Na pieniądze od firm konsultingowych czekają przede wszystkim banki, ubezpieczyciele i firmy windykacyjne - 161,9 mln zł. To ponad połowa całego długu.
Eksperci zwrócili uwagę, że problem z przepływem pieniędzy widać też w samej branży - 22,5 mln zł to nieuregulowane faktury wobec innych firm doradczych. Natomiast 15 mln zł stanowią zaległości wobec podmiotów zajmujących się działalnością informacyjną i komunikacyjną, głównie firm z branży IT.
REKLAMA
Zdaniem Andrzeja Kulika, ekspert Rzetelnej Firmy, będącej partnerem KRD, wiarygodność finansowa w branży doradztwa jest szczególnie ważna, buduje ona bowiem zaufanie kontrahentów.

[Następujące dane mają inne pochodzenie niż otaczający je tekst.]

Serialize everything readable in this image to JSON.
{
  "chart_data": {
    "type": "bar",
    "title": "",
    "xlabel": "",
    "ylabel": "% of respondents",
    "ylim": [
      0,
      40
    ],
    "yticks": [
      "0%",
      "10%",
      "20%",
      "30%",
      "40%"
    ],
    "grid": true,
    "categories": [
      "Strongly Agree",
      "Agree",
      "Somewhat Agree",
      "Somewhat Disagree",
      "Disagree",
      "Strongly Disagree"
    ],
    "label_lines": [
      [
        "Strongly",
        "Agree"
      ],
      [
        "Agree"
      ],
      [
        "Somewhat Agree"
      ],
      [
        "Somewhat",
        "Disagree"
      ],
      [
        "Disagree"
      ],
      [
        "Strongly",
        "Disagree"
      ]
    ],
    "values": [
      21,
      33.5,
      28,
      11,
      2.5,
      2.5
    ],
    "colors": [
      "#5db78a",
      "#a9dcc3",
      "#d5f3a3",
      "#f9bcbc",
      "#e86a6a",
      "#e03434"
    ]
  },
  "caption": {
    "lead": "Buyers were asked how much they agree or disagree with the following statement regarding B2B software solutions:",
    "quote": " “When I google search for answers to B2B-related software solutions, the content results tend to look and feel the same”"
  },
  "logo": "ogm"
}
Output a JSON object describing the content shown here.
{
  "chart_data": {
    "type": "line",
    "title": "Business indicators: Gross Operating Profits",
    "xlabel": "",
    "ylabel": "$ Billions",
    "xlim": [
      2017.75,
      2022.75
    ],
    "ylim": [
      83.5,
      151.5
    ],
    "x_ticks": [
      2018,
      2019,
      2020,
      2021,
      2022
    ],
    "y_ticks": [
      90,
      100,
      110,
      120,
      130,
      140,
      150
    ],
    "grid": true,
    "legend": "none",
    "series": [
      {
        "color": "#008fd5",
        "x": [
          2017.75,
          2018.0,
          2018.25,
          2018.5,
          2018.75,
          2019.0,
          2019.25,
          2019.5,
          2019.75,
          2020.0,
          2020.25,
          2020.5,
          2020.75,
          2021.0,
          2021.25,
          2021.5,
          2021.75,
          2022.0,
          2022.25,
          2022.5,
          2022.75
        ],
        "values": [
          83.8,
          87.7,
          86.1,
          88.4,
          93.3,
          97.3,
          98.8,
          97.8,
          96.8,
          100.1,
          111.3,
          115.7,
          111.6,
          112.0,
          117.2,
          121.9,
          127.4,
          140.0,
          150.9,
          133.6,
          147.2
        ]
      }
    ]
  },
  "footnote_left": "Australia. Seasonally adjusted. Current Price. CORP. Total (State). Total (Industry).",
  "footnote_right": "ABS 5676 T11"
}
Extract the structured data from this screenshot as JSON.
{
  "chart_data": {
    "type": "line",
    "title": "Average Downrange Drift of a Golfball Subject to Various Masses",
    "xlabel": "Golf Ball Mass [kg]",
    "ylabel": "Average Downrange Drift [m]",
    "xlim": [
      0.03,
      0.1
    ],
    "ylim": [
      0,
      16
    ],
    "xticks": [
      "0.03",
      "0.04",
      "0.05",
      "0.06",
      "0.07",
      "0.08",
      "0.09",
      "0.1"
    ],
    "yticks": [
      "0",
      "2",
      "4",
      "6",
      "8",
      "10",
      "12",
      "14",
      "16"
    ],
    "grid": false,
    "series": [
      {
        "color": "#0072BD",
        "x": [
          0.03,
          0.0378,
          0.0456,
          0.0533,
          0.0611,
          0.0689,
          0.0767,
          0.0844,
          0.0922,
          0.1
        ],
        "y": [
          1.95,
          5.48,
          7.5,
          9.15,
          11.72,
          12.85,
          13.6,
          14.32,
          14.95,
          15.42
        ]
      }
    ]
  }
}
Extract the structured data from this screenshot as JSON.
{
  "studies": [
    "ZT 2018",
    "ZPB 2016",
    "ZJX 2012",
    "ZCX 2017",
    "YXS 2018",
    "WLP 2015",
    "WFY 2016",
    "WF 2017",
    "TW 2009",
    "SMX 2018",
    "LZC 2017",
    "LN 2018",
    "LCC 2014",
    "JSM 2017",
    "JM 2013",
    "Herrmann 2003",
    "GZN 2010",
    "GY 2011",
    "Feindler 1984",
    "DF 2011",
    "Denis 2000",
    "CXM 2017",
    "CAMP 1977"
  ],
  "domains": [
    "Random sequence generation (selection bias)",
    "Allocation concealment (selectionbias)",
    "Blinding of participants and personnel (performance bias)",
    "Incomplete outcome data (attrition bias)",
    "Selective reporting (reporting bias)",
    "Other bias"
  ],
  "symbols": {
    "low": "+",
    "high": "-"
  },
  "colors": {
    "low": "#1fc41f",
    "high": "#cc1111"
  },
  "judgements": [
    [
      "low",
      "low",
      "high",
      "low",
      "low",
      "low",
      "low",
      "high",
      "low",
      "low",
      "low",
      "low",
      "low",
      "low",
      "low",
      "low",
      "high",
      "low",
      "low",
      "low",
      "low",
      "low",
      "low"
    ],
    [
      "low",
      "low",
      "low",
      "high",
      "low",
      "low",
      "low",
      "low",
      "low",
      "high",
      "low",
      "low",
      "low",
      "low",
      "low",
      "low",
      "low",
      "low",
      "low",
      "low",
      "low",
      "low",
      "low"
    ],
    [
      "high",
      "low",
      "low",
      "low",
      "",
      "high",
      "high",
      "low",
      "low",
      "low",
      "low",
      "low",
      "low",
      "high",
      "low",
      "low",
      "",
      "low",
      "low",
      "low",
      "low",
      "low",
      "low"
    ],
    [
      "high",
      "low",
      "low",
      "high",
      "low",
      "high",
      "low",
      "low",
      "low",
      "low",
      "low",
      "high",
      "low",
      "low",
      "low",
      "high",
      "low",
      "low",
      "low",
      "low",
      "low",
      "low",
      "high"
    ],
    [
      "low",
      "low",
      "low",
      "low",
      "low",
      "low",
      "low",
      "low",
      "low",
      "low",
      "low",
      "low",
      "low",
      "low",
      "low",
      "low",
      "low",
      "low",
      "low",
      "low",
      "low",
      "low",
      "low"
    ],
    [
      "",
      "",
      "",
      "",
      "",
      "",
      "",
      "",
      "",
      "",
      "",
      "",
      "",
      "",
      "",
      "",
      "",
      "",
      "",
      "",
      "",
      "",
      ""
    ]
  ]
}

- Profesjonalizm podmiotów konsultingowych mierzy się m.in. trafnymi rozwiązaniami tworzonymi dla klientów, ale istotną rolę odgrywa też dyscyplina płatnicza. Firmom tym nie pomaga jednak to, że same mają zamrożone u klientów aż 449 mln zł. Tyle są im winni kontrahenci, dla których świadczyły one swoje usługi - podkreślił.
Wartość wierzytelności przewyższa kwotę długów
Najmniej solidne w regulowaniu należności wobec firm doradczych są przedsiębiorstwa transportowe i magazynowe, które zalegają im z zapłatą 102,4 mln zł. Z kolei 94,2 mln zł są winne przedsiębiorstwa handlowe, a 57,4 mln zł sektor budowlany - wynika z danych KRD.
Jak zwrócił uwagę Jakub Kostecki, prezes firmy windykacyjnej Kaczmarski Inkasso współpracującej z KRD, firmy konsultingowe słono płacą za niewywiązywanie się z regulowania zobowiązań przez kontrahentów, gdyż w ich przypadku wartość wierzytelności przewyższa kwotę długów.
REKLAMA
- Tworzy się błędne koło: kontrahenci nie płacą, więc doradcy nie mają z czego pokryć swoich rachunków. Taka sytuacja może pogłębiać problemy finansowe branży - podsumował.